Even those living in seemingly quiet neighborhoods are not exempt from theft, says William Horne, owner of William Warren Consulting, a security firm in Massachusetts. “Living in a low-crime area often leads to a false sense of security,” he says. “Those in the suburbs need to take precautions just like city dwellers.”
To make sure your house and belongings are well protected – no matter where you live – you’ll want to evaluate your home’s current safety measures, and check that you have adequate coverage on your homeowner’s insurance policy.
Here are five mistakes to avoid so you can protect your home from theft.
1. Making your landscaping thief-friendly.
Do you have tall bushes or walls along your entry sidewalk where burglars could hide? What about a tree with thick branches near a second-story window?
Trim any bushes near your sidewalk and entryway, says Robert Sollars, owner of Today’s Training, a security consulting company in Arizona. Also remove any branches on trees that are close to a second-story or attic window. For extra protection, consider installing floodlights or motion-sensor lighting to illuminate dark areas around your home.
2. Leaving your home open.
Leaving a garage door open – even if it seems harmless – can show passersby what’s inside and within easy reach.
“Don’t leave any doors or windows unlocked,” says Robert Rahn, president of Management Resources Ltd. of New York, a private investigation firm.
If you have a sliding glass door, put a strip of wood along the inside of the door’s track that runs along the floor at night or whenever you leave the house to prevent it from being pushed or pried open.

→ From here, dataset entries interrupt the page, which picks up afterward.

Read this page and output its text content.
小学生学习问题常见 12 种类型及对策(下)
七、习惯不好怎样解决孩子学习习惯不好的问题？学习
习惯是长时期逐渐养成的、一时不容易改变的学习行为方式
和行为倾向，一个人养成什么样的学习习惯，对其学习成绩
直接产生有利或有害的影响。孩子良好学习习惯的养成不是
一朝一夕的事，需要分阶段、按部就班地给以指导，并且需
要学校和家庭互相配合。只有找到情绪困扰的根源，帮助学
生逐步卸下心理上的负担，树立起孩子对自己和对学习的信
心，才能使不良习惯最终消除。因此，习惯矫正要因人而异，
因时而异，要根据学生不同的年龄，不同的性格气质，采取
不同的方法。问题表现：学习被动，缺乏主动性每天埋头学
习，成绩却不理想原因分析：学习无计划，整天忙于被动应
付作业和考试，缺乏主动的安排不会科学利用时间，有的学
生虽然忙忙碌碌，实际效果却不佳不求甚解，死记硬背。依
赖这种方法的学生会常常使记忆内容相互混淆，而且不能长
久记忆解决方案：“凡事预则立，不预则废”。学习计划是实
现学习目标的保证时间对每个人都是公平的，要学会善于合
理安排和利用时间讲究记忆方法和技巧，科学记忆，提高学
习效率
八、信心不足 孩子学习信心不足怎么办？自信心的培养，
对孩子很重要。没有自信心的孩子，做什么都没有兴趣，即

According to the nonprofit Insurance Information Institute, putting dead bolt locks on your windows and doors could lead to a discount on your homeowner’s insurance policy of 2 percent to 5 percent.

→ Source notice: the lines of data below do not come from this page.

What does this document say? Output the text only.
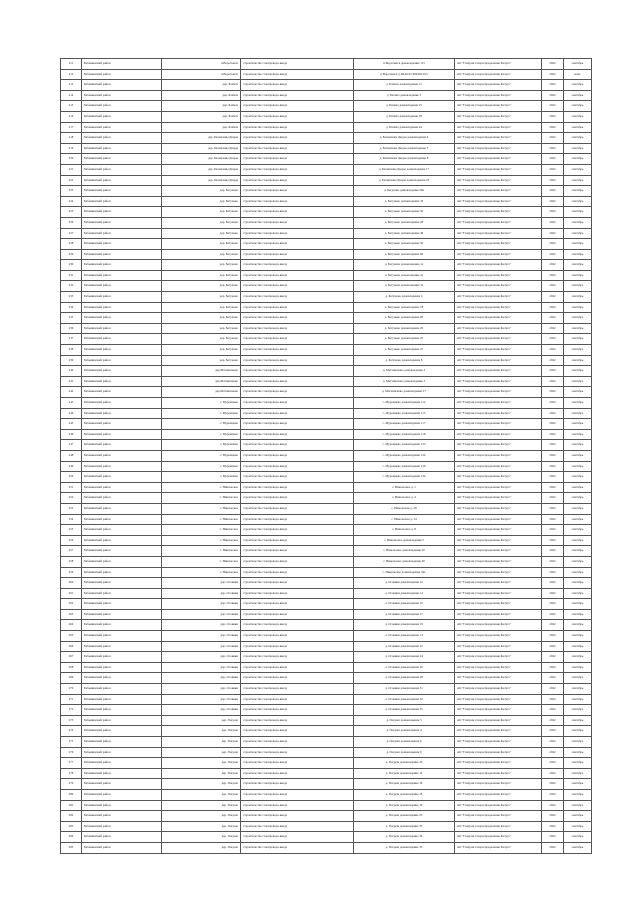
211	Бабынинский район	п.Воротынск	строительство газопровода-ввода	п.Воротынск домовладение 115	АО "Газпром газораспределение Калуга"	2022	сентябрь
212	Бабынинский район	п.Воротынск	строительство газопровода-ввода	п.Воротынск д.Ш-40:01:000402:103	АО "Газпром газораспределение Калуга"	2022	март
213	Бабынинский район	дер. Бахмач	строительство газопровода-ввода	д. Бахмач домовладение 11	АО "Газпром газораспределение Калуга"	2022	сентябрь
214	Бабынинский район	дер. Бахмач	строительство газопровода-ввода	д. Бахмач домовладение 3	АО "Газпром газораспределение Калуга"	2022	сентябрь
215	Бабынинский район	дер. Бахмач	строительство газопровода-ввода	д. Бахмач домовладение 25	АО "Газпром газораспределение Калуга"	2022	сентябрь
216	Бабынинский район	дер. Бахмач	строительство газопровода-ввода	д. Бахмач домовладение 38	АО "Газпром газораспределение Калуга"	2022	сентябрь
217	Бабынинский район	дер. Бахмач	строительство газопровода-ввода	д. Бахмач домовладение 44	АО "Газпром газораспределение Калуга"	2022	сентябрь
218	Бабынинский район	дер. Бахмачевы Дворы	строительство газопровода-ввода	д. Бахмачевы Дворы домовладение 4	АО "Газпром газораспределение Калуга"	2022	сентябрь
219	Бабынинский район	дер. Бахмачевы Дворы	строительство газопровода-ввода	д. Бахмачевы Дворы домовладение 5	АО "Газпром газораспределение Калуга"	2022	сентябрь
220	Бабынинский район	дер. Бахмачевы Дворы	строительство газопровода-ввода	д. Бахмачевы Дворы домовладение 8	АО "Газпром газораспределение Калуга"	2022	сентябрь
221	Бабынинский район	дер. Бахмачевы Дворы	строительство газопровода-ввода	д. Бахмачевы Дворы домовладение 17	АО "Газпром газораспределение Калуга"	2022	сентябрь
222	Бабынинский район	дер. Бахмачевы Дворы	строительство газопровода-ввода	д. Бахмачевы Дворы домовладение 18	АО "Газпром газораспределение Калуга"	2022	сентябрь
223	Бабынинский район	дер. Бегуново	строительство газопровода-ввода	д. Бегуново домовладение 28а	АО "Газпром газораспределение Калуга"	2022	сентябрь
224	Бабынинский район	дер. Бегуново	строительство газопровода-ввода	д. Бегуново домовладение 33	АО "Газпром газораспределение Калуга"	2022	сентябрь
225	Бабынинский район	дер. Бегуново	строительство газопровода-ввода	д. Бегуново домовладение 50	АО "Газпром газораспределение Калуга"	2022	сентябрь
226	Бабынинский район	дер. Бегуново	строительство газопровода-ввода	д. Бегуново домовладение 28	АО "Газпром газораспределение Калуга"	2022	сентябрь
227	Бабынинский район	дер. Бегуново	строительство газопровода-ввода	д. Бегуново домовладение 46	АО "Газпром газораспределение Калуга"	2022	сентябрь
228	Бабынинский район	дер. Бегуново	строительство газопровода-ввода	д. Бегуново домовладение 50	АО "Газпром газораспределение Калуга"	2022	сентябрь
229	Бабынинский район	дер. Бегуново	строительство газопровода-ввода	д. Бегуново домовладение 60	АО "Газпром газораспределение Калуга"	2022	сентябрь
230	Бабынинский район	дер. Бегуново	строительство газопровода-ввода	д. Бегуново домовладение 1а	АО "Газпром газораспределение Калуга"	2022	сентябрь
231	Бабынинский район	дер. Бегуново	строительство газопровода-ввода	д. Бегуново домовладение 2а	АО "Газпром газораспределение Калуга"	2022	сентябрь
232	Бабынинский район	дер. Бегуново	строительство газопровода-ввода	д. Бегуново домовладение 3а	АО "Газпром газораспределение Калуга"	2022	сентябрь
233	Бабынинский район	дер. Бегуново	строительство газопровода-ввода	д. Бегуново домовладение 4	АО "Газпром газораспределение Калуга"	2022	сентябрь
234	Бабынинский район	дер. Бегуново	строительство газопровода-ввода	д. Бегуново домовладение 18	АО "Газпром газораспределение Калуга"	2022	сентябрь
235	Бабынинский район	дер. Бегуново	строительство газопровода-ввода	д. Бегуново домовладение 60	АО "Газпром газораспределение Калуга"	2022	сентябрь
236	Бабынинский район	дер. Бегуново	строительство газопровода-ввода	д. Бегуново домовладение 20	АО "Газпром газораспределение Калуга"	2022	сентябрь
237	Бабынинский район	дер. Бегуново	строительство газопровода-ввода	д. Бегуново домовладение 25	АО "Газпром газораспределение Калуга"	2022	сентябрь
238	Бабынинский район	дер. Бегуново	строительство газопровода-ввода	д. Бегуново домовладение 27	АО "Газпром газораспределение Калуга"	2022	сентябрь
239	Бабынинский район	дер. Бегуново	строительство газопровода-ввода	д. Бегуново домовладение 8	АО "Газпром газораспределение Калуга"	2022	сентябрь
240	Бабынинский район	дер.Матчинсково	строительство газопровода-ввода	д. Матчинсково домовладение 2	АО "Газпром газораспределение Калуга"	2022	сентябрь
241	Бабынинский район	дер.Матчинсково	строительство газопровода-ввода	д. Матчинсково домовладение 3	АО "Газпром газораспределение Калуга"	2022	сентябрь
242	Бабынинский район	дер.Матчинсково	строительство газопровода-ввода	д. Матчинсково домовладение 27	АО "Газпром газораспределение Калуга"	2022	сентябрь
243	Бабынинский район	с. Муромцево	строительство газопровода-ввода	с. Муромцево домовладение 112	АО "Газпром газораспределение Калуга"	2022	сентябрь
244	Бабынинский район	с. Муромцево	строительство газопровода-ввода	с. Муромцево домовладение 115	АО "Газпром газораспределение Калуга"	2022	сентябрь
245	Бабынинский район	с. Муромцево	строительство газопровода-ввода	с. Муромцево домовладение 117	АО "Газпром газораспределение Калуга"	2022	сентябрь
246	Бабынинский район	с. Муромцево	строительство газопровода-ввода	с. Муромцево домовладение 118	АО "Газпром газораспределение Калуга"	2022	сентябрь
247	Бабынинский район	с. Муромцево	строительство газопровода-ввода	с. Муромцево домовладение 123	АО "Газпром газораспределение Калуга"	2022	сентябрь
248	Бабынинский район	с. Муромцево	строительство газопровода-ввода	с. Муромцево домовладение 124	АО "Газпром газораспределение Калуга"	2022	сентябрь
249	Бабынинский район	с. Муромцево	строительство газопровода-ввода	с. Муромцево домовладение 129	АО "Газпром газораспределение Калуга"	2022	сентябрь
250	Бабынинский район	с. Муромцево	строительство газопровода-ввода	с. Муромцево домовладение 134	АО "Газпром газораспределение Калуга"	2022	сентябрь
251	Бабынинский район	с. Никольское	строительство газопровода-ввода	с. Никольское д. 1	АО "Газпром газораспределение Калуга"	2022	сентябрь
252	Бабынинский район	с. Никольское	строительство газопровода-ввода	с. Никольское д. 4	АО "Газпром газораспределение Калуга"	2022	сентябрь
253	Бабынинский район	с. Никольское	строительство газопровода-ввода	с. Никольское д. 28	АО "Газпром газораспределение Калуга"	2022	сентябрь
254	Бабынинский район	с. Никольское	строительство газопровода-ввода	с. Никольское д. 34	АО "Газпром газораспределение Калуга"	2022	сентябрь
255	Бабынинский район	с. Никольское	строительство газопровода-ввода	с. Никольское д. 8	АО "Газпром газораспределение Калуга"	2022	сентябрь
256	Бабынинский район	с. Никольское	строительство газопровода-ввода	с. Никольское домовладение 5	АО "Газпром газораспределение Калуга"	2022	сентябрь
257	Бабынинский район	с. Никольское	строительство газопровода-ввода	с. Никольское домовладение 29	АО "Газпром газораспределение Калуга"	2022	сентябрь
258	Бабынинский район	с. Никольское	строительство газопровода-ввода	с. Никольское домовладение 40	АО "Газпром газораспределение Калуга"	2022	сентябрь
259	Бабынинский район	с. Никольское	строительство газопровода-ввода	с. Никольское домовладение 34а	АО "Газпром газораспределение Калуга"	2022	сентябрь
260	Бабынинский район	дер. Осовики	строительство газопровода-ввода	д. Осовики домовладение 12	АО "Газпром газораспределение Калуга"	2022	сентябрь
261	Бабынинский район	дер. Осовики	строительство газопровода-ввода	д. Осовики домовладение 14	АО "Газпром газораспределение Калуга"	2022	сентябрь
262	Бабынинский район	дер. Осовики	строительство газопровода-ввода	д. Осовики домовладение 16	АО "Газпром газораспределение Калуга"	2022	сентябрь
263	Бабынинский район	дер. Осовики	строительство газопровода-ввода	д. Осовики домовладение 17	АО "Газпром газораспределение Калуга"	2022	сентябрь
264	Бабынинский район	дер. Осовики	строительство газопровода-ввода	д. Осовики домовладение 19	АО "Газпром газораспределение Калуга"	2022	сентябрь
265	Бабынинский район	дер. Осовики	строительство газопровода-ввода	д. Осовики домовладение 13	АО "Газпром газораспределение Калуга"	2022	сентябрь
266	Бабынинский район	дер. Осовики	строительство газопровода-ввода	д. Осовики домовладение 22	АО "Газпром газораспределение Калуга"	2022	сентябрь
267	Бабынинский район	дер. Осовики	строительство газопровода-ввода	д. Осовики домовладение 24	АО "Газпром газораспределение Калуга"	2022	сентябрь
268	Бабынинский район	дер. Осовики	строительство газопровода-ввода	д. Осовики домовладение 26	АО "Газпром газораспределение Калуга"	2022	сентябрь
269	Бабынинский район	дер. Осовики	строительство газопровода-ввода	д. Осовики домовладение 28	АО "Газпром газораспределение Калуга"	2022	сентябрь
270	Бабынинский район	дер. Осовики	строительство газопровода-ввода	д. Осовики домовладение 31	АО "Газпром газораспределение Калуга"	2022	сентябрь
271	Бабынинский район	дер. Осовики	строительство газопровода-ввода	д. Осовики домовладение 32	АО "Газпром газораспределение Калуга"	2022	сентябрь
272	Бабынинский район	дер. Осовики	строительство газопровода-ввода	д. Осовики домовладение 35	АО "Газпром газораспределение Калуга"	2022	сентябрь
273	Бабынинский район	дер. Погреш	строительство газопровода-ввода	д. Погреш домовладение 3	АО "Газпром газораспределение Калуга"	2022	сентябрь
274	Бабынинский район	дер. Погреш	строительство газопровода-ввода	д. Погреш домовладение 4	АО "Газпром газораспределение Калуга"	2022	сентябрь
275	Бабынинский район	дер. Погреш	строительство газопровода-ввода	д. Погреш домовладение 6	АО "Газпром газораспределение Калуга"	2022	сентябрь
276	Бабынинский район	дер. Погреш	строительство газопровода-ввода	д. Погреш домовладение 9	АО "Газпром газораспределение Калуга"	2022	сентябрь
277	Бабынинский район	дер. Погреш	строительство газопровода-ввода	д. Погреш домовладение 10	АО "Газпром газораспределение Калуга"	2022	сентябрь
278	Бабынинский район	дер. Погреш	строительство газопровода-ввода	д. Погреш домовладение 14	АО "Газпром газораспределение Калуга"	2022	сентябрь
279	Бабынинский район	дер. Погреш	строительство газопровода-ввода	д. Погреш домовладение 16	АО "Газпром газораспределение Калуга"	2022	сентябрь
280	Бабынинский район	дер. Погреш	строительство газопровода-ввода	д. Погреш домовладение 18	АО "Газпром газораспределение Калуга"	2022	сентябрь
281	Бабынинский район	дер. Погреш	строительство газопровода-ввода	д. Погреш домовладение 19	АО "Газпром газораспределение Калуга"	2022	сентябрь
282	Бабынинский район	дер. Погреш	строительство газопровода-ввода	д. Погреш домовладение 25	АО "Газпром газораспределение Калуга"	2022	сентябрь
283	Бабынинский район	дер. Погреш	строительство газопровода-ввода	д. Погреш домовладение 33	АО "Газпром газораспределение Калуга"	2022	сентябрь
284	Бабынинский район	дер. Погреш	строительство газопровода-ввода	д. Погреш домовладение 34	АО "Газпром газораспределение Калуга"	2022	сентябрь
285	Бабынинский район	дер. Погреш	строительство газопровода-ввода	д. Погреш домовладение 35	АО "Газпром газораспределение Калуга"	2022	сентябрь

3. Buying a loud alarm – and nothing more.
It may seem easy – and inexpensive – to buy a house alarm from a local store and install it yourself. Yet if the alarm simply makes a loud noise when triggered, your home may still be at risk. “If no one’s around to hear it, no one else will know about it,” Rahn says.

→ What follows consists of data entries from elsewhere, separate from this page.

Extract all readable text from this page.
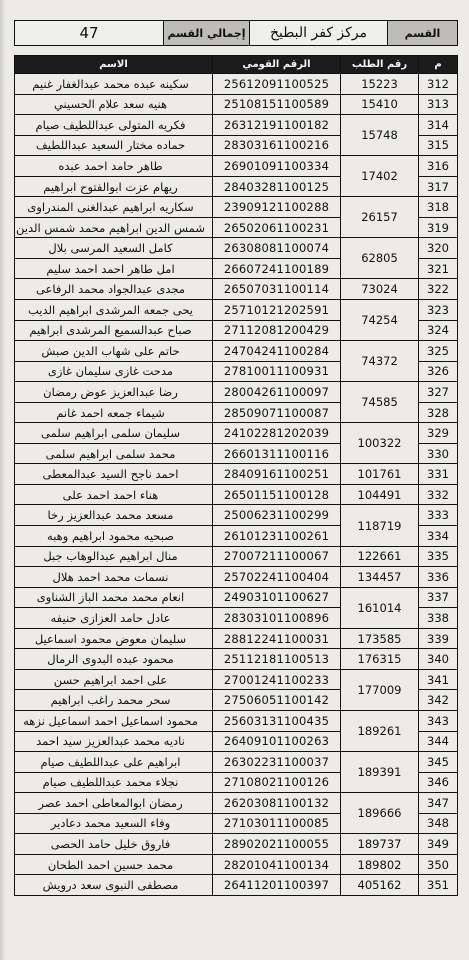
القسم
مركز كفر البطيخ
إجمالي القسم
47
م	رقم الطلب	الرقم القومي	الاسم
312	15223	25612091100525	سكينه عبده محمد عبدالغفار غنيم
313	15410	25108151100589	هنيه سعد علام الحسيني
314	15748	26312191100182	فكريه المتولى عبداللطيف صيام
315		28303161100216	حماده مختار السعيد عبداللطيف
316	17402	26901091100334	طاهر حامد احمد عبده
317		28403281100125	ريهام عزت ابوالفتوح ابراهيم
318	26157	23909121100288	سكاريه ابراهيم عبدالغنى المندراوى
319		26502061100231	شمس الدين ابراهيم محمد شمس الدين
320	62805	26308081100074	كامل السعيد المرسى بلال
321		26607241100189	امل طاهر احمد احمد سليم
322	73024	26507031100114	مجدى عبدالجواد محمد الرفاعى
323	74254	25710121202591	يحى جمعه المرشدى ابراهيم الديب
324		27112081200429	صباح عبدالسميع المرشدى ابراهيم
325	74372	24704241100284	حاتم على شهاب الدين صبش
326		27810011100931	مدحت غازى سليمان غازى
327	74585	28004261100097	رضا عبدالعزيز عوض رمضان
328		28509071100087	شيماء جمعه احمد غانم
329	100322	24102281202039	سليمان سلمى ابراهيم سلمى
330		26601311100116	محمد سلمى ابراهيم سلمى
331	101761	28409161100251	احمد ناجح السيد عبدالمعطى
332	104491	26501151100128	هناء احمد احمد على
333	118719	25006231100299	مسعد محمد عبدالعزيز رخا
334		26101231100261	صبحيه محمود ابراهيم وهبه
335	122661	27007211100067	منال ابراهيم عبدالوهاب جبل
336	134457	25702241100404	نسمات محمد احمد هلال
337	161014	24903101100627	انعام محمد محمد الباز الشناوى
338		28303101100896	عادل حامد العزازى حنيفه
339	173585	28812241100031	سليمان معوض محمود اسماعيل
340	176315	25112181100513	محمود عبده البدوى الرمال
341	177009	27001241100233	على احمد ابراهيم حسن
342		27506051100142	سحر محمد راغب ابراهيم
343	189261	25603131100435	محمود اسماعيل احمد اسماعيل نزهه
344		26409101100263	ناديه محمد عبدالعزيز سيد احمد
345	189391	26302231100037	ابراهيم على عبداللطيف صيام
346		27108021100126	نجلاء محمد عبداللطيف صيام
347	189666	26203081100132	رمضان ابوالمعاطى احمد عصر
348		27103011100085	وفاء السعيد محمد دعادير
349	189737	28902021100055	فاروق خليل حامد الحصى
350	189802	28201041100134	محمد حسين احمد الطحان
351	405162	26411201100397	مصطفى النبوى سعد درويش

For better protection, choose a more sophisticated setup, such as an alarm system that features central station monitoring. As opposed to an alarm that merely makes a loud noise, central station monitoring, when set off, sends a signal to the alarm company’s monitoring facility. This facility – or station – is operated by employees of the alarm company who are trained to respond to these signals. If necessary, workers at the company’s monitoring station will call the appropriate authorities, such as the police department, fire department or emergency response crews.
To correctly identify why the alarm was triggered and notify authorities if needed, a worker at the station will call you. If you answer and provide the employee with a unique password, the company will know all is well. If you don’t answer or don’t give the password, the company will send the police to your home.
ADT, Rapid Response Monitoring, Security Central and many other companies offer central station monitoring. According to the Insurance Information Institute, a sophisticated alarm system, such as one with central station monitoring, could give you a discount of 15 percent to 20 percent on your home insurance.
4. Not knowing what you own.
If your home gets burglarized and you file a claim with your insurance company, the adjuster will need to know what’s gone. Having your home inventory documented before a burglar strikes can help ensure you’re reimbursed for what’s missing.
To keep records accurate, take pictures of your valuables, including jewelry, computers, TVs and other electronic gear, Rahn says. Keep documents listing the make, model and serial number of every item.
5. Not buying enough coverage for your valuables.
A standard homeowner’s policy includes coverage from theft for jewelry and other precious items such as watches and furs. But such coverage is limited. A standard policy, for instance, may offer coverage for jewelry only up to $1,500.
If your jewelry or other valuables come in at more than the limit listed on your policy – such as more than the $1,500 in a standard policy – you may want to consider boosting your coverage. You might raise the limit of the coverage on the policy, or insure the individual pieces by purchasing what’s known as a floater policy, which generally covers just one item.
Raising the limit of your coverage is the cheapest option; however, there may be a limit on the amount you can claim for the loss of any individual piece. For instance, the policy may include a limit of $2,000 for any individual item. It also may cite a maximum, such as $5,000, for all jewelry items. Floater policies may raise your premiums but offer broader protection.
6. Leaving computer passwords in plain sight.
Don’t leave a list of computer passwords within arm’s reach of your home workstation.
“Computer files can be incredibly valuable, not only because of the worth of the information on them, but also because of the investment they represent in time and expertise,” Horne says. “Every homeowner should have coverage for computer data.”
Depending on your homeowner’s insurance policy, you already may have some coverage for your computer equipment. If you need more, some insurance companies, such as State Farm, offer a personal articles policy for extra computer coverage.